Frühmorgens machen wir uns in Foz do Iguaçu auf dem Weg zur Grenze zu Paraguay. Direkt gegenüber vom Stadtbusbahnhof liegt der Haltestelle der ônibus internaconais (internatationale Stadtbusse, sprich die Busse ins benachbarte Ciudad del Este in Paraguay). Die Fahrt kostet R$6 oder Gs10000′ was beides knapp CHF 3 (€2,5) entspricht. Brasilianische und paraguayanische Staatsangehörige dürfen die Grenze ohne Passkontrolle überqueren. Wir allerdings mussten am Zoll aussteigen, ausstempeln, über die Brücke gehen, einstempeln und uns wieder einen Bus suchen, denn unserer war bereits weg. Schnell war ein Bus gefunden, der wiederum das Terminal, also den Busbahnhof von Ciudad del Este zum Ziel hatte und etwa 15 Minuten später waren wir auch schon da.

Die Busreise von Ciudad del Este in die Hauptstadt Asunción dauert mit ca. acht Stunden etwas länger als erhofft. Dort angekommen begegnen wir relativ schnell der Gastfreundschaft der Paraguayaner. Da wir nämlich keine Buskarte haben, um mit einem lokalen Bus vom Busbahnhof zum Hostel zu gelangen, lädt uns eine Passagierin einfach ein. In Asunción bleiben wir zwei Nächte und zwei Tage. Mehr Zeit braucht es aber auch wirklich nicht. Von der Stadt bleibt uns nichts speziell in Erinnerung. Immer gerne hingegen werden wir an die Herzlichkeit der Menschen hier zurückdenken. Auch in einer Bar wollten uns die Menschen gleich auf ein Bier einladen, da sie sich so freuten, dass einmal Touristen nach Paraguay kommen.

 

Bei der Weiterreise nach Argentinien kämpfen wir uns in grosser Hitze und mit unseren grossen Rucksäcken bepackt durch den Markt, erwischen die Rechtsabbiegung bei den chinesichen Spielwaren vorbei zur kleinen puente de amistad (Brücke der Freundschaft). Am ersten Stand sitzt der äusserst freundliche Zollbeamte Paraguays im Poloshirt und stempelt schnell den ersten Pass.
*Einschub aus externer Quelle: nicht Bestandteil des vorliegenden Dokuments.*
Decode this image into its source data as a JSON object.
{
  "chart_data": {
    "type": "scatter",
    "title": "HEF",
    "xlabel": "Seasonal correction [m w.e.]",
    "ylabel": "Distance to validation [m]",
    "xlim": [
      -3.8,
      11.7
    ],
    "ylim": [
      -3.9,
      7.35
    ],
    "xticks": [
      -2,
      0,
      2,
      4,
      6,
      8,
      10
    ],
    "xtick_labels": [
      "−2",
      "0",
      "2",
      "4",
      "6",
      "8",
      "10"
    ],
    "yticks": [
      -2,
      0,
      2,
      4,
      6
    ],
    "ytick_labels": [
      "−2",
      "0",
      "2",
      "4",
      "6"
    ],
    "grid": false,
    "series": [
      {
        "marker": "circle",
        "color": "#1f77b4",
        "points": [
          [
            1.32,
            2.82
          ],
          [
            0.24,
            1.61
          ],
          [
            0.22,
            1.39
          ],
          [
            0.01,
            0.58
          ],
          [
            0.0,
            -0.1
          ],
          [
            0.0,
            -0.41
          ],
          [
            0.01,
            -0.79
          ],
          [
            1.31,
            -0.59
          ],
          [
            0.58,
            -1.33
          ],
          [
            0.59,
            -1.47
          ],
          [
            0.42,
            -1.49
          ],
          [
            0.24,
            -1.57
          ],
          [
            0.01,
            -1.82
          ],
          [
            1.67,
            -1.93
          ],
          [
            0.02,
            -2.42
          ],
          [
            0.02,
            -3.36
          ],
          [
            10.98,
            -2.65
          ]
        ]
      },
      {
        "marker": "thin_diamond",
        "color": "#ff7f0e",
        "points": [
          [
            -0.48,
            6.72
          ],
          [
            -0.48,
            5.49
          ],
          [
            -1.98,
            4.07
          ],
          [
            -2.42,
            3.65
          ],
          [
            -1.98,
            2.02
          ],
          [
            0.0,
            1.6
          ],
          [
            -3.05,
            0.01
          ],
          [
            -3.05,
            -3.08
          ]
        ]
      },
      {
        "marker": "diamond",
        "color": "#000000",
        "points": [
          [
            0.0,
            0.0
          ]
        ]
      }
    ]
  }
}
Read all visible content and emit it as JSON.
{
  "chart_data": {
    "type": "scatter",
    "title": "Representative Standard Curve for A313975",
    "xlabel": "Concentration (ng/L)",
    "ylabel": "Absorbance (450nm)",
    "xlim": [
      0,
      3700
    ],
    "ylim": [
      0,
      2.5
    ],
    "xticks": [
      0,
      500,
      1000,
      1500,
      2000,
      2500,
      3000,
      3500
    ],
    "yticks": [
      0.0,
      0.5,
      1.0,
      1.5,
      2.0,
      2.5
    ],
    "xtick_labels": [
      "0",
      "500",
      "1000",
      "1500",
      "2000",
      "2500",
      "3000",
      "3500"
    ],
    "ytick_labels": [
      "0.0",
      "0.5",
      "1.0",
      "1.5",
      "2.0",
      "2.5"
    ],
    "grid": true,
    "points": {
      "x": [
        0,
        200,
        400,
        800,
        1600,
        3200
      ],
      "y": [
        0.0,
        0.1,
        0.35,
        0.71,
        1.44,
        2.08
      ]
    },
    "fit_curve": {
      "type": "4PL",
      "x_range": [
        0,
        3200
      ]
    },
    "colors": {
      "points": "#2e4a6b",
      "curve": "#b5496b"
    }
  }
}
Auf die Auusage hin, dass alle Paraguayer auf unserer Reise so nett waren, holt er zu einer Standpauke aus, holt eine Machete unter dem Tisch hervor, hackt sie in den Tisch, an dem er sitzt, und erklärt uns, warum die Paraguayer das Herz trotz aller Konquistadoren am rechten Fleck haben. Er lächelt und gibt uns den zweitem Pass zurück. Wir verpassen fast das nächste Fenster, hinter dem der argentinische Kollege sitzt, plaudern ein wenig mit dem und machen uns dann auf den Weg und sind nun in Argentinien.